Landwirte beurteilen Zukunft kritischer
Während Ackerbauern und Milchviehhalter die aktuelle wirtschaftliche Situation noch als relativ günstig beurteilten, schätzten Schweinehalter ihre Lage überwiegend ungünstiger ein. Die Beurteilung der wirtschaftlichen Entwicklung in den kommenden zwei bis drei Jahren falle erkennbar schlechter aus als zum Jahreswechsel. Das gelte durchgehend für Landwirte in allen Betriebsformen. Zwar erwarte die große Mehrheit der Milchviehhalter und Ackerbaubetriebe eine gleichbleibende wirtschaftliche Entwicklung.
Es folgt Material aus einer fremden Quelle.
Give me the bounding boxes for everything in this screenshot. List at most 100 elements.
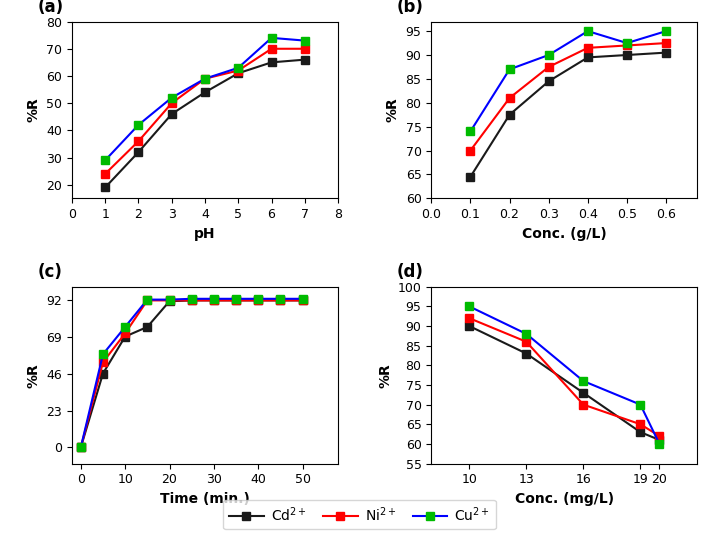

Inzwischen gebe es unter den Milchviehhaltern und den Gemischtbetrieben aber wieder mehr Pessimisten als Optimisten, die eine Verschlechterung der wirtschaftlichen Lage erwarten.
Dagegen sei die Hoffnung unter den Betriebsleitern mit Schwerpunkt Schweinehaltung groß, dass sich die wirtschaftliche Entwicklung in Kürze bessert. Die zuletzt recht hohe Investitionsneigung der Landwirte setzt sich offenbar fort, so der DBV, und zwar sowohl bei Wirtschaftsgebäuden, bei der Hoftechnik sowie bei Maschinen und Geräten. Wegen der teilweise längeren Lieferfristen der Hersteller verschiebe sich mitunter die Umsetzung der geplanten Investitionen. Bei außerlandwirtschaftlichen Investitionen bzw. erneuerbaren Energien hingegen seien die Landwirte etwas zurückhaltender.